Kyle Richardson:I am an English major and I plan on attending law school after I walk for graduation in December. I also plan on searching for legal job opportunities in Houston.
Joe Gaiter: Tell us about your photography business?
Kyle Richardson:It started freshman year of college just to give myself some pocket change. I hated asking my mom to send money for me to go to the movies and I could find a job within walking distance of the school. I started doing portraits and graduation shoots for students around the AUC and after two years of professional practice, I was signed to Creative Classics Agency (CCA) as a HBCU Ambasador. I was responsible for artist music video production and photo shoots for Grammy nominated artists such as James Fortune and Kierra Sheard.
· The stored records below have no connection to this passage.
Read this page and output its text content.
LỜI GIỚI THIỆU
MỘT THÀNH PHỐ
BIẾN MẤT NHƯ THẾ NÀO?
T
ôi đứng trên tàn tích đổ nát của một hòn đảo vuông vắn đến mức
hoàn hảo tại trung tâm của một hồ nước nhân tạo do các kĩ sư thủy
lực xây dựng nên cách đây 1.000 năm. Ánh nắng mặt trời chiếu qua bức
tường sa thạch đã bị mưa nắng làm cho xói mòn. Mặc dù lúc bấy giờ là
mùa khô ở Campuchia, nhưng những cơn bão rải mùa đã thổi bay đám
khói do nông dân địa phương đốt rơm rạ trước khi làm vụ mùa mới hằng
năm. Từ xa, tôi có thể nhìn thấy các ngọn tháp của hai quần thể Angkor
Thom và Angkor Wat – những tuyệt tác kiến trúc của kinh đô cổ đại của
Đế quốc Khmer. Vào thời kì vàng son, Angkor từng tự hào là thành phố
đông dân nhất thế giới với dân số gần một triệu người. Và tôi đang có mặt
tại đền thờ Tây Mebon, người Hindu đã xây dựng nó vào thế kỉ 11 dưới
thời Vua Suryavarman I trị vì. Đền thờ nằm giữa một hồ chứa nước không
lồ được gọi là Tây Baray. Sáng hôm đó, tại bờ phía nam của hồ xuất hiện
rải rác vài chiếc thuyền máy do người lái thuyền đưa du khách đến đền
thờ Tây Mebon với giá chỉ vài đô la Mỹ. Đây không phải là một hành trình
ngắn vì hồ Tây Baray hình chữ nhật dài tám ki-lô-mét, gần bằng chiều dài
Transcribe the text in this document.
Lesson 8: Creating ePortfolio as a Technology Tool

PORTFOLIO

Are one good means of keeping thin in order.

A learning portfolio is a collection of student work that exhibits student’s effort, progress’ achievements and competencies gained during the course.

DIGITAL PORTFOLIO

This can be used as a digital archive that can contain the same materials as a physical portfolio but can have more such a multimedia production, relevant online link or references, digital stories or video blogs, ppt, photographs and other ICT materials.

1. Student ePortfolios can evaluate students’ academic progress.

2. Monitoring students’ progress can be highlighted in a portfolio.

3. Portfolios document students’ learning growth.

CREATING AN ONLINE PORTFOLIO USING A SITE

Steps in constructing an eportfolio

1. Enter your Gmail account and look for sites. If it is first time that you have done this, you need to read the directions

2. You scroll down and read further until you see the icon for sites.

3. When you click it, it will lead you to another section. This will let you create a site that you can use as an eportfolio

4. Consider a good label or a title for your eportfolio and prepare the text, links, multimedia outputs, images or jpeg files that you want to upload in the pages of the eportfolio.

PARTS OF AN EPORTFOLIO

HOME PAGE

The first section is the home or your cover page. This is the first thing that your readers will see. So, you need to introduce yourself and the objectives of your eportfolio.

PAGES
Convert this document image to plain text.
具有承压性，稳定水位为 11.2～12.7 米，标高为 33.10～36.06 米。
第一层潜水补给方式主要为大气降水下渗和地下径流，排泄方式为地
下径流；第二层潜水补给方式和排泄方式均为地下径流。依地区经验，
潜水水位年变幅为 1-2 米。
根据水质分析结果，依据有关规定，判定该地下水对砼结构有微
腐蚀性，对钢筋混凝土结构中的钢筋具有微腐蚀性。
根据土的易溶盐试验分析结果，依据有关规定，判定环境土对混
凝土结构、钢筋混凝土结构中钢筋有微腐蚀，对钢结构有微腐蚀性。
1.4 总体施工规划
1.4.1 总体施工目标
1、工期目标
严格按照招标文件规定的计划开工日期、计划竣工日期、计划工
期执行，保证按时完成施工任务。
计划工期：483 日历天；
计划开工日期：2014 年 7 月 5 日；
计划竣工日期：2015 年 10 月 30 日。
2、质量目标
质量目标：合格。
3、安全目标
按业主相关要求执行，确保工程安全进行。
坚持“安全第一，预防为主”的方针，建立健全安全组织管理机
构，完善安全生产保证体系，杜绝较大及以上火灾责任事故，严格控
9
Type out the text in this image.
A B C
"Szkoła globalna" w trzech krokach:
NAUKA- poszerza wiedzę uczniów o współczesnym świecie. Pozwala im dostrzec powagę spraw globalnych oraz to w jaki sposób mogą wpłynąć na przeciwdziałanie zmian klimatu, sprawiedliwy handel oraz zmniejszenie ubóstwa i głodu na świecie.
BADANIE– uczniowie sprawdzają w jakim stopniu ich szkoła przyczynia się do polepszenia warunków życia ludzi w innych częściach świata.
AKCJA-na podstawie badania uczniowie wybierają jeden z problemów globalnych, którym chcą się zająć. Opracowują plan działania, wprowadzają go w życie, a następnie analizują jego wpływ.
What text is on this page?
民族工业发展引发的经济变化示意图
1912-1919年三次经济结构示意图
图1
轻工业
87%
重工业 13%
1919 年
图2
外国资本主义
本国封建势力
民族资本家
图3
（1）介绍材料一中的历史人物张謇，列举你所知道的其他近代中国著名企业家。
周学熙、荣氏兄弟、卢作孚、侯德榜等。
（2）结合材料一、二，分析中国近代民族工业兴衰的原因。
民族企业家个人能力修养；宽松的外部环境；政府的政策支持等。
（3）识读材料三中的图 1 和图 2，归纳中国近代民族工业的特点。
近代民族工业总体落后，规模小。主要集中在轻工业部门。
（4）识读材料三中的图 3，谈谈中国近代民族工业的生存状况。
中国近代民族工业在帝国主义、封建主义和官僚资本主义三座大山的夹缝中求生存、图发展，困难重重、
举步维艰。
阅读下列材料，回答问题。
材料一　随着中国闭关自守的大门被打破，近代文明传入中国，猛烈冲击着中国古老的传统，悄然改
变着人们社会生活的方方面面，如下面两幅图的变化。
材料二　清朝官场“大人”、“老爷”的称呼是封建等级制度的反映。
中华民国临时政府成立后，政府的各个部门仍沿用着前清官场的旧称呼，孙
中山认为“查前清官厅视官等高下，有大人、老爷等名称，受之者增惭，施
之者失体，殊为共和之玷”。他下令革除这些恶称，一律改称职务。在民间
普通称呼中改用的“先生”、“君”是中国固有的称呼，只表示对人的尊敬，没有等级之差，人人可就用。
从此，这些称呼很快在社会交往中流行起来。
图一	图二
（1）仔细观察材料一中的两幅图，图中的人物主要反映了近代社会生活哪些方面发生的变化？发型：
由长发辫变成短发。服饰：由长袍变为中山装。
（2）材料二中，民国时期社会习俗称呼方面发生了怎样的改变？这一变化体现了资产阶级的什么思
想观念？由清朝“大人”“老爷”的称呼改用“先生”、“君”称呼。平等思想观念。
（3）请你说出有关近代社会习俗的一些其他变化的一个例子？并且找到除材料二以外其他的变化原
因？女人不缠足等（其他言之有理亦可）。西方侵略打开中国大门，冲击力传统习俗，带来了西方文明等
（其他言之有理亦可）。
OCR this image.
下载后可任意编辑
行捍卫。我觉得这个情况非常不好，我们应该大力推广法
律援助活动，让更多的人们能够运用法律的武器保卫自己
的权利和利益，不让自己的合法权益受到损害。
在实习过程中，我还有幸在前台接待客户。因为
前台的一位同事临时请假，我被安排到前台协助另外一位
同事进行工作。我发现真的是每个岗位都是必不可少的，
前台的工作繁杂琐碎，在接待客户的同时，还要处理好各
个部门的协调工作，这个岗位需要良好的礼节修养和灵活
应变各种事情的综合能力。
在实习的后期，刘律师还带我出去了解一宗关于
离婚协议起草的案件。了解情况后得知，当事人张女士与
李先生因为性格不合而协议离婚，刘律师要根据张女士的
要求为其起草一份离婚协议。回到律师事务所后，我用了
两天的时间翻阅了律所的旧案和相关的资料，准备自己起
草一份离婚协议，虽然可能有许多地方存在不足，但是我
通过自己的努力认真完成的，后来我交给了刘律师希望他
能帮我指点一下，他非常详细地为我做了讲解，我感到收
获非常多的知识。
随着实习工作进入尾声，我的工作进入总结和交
I developed a love for photography that has now gone deeper than money.
Joe Gaiter: What is your motivation?
Kyle Richardson:My motivation has always been to become financially sufficient so I could help my family. When you see your family stressed over bills and Christmas seasons, it makes you want to work as hard as possible to change the future. I want to be able to buy my mother a new car without any financial distress.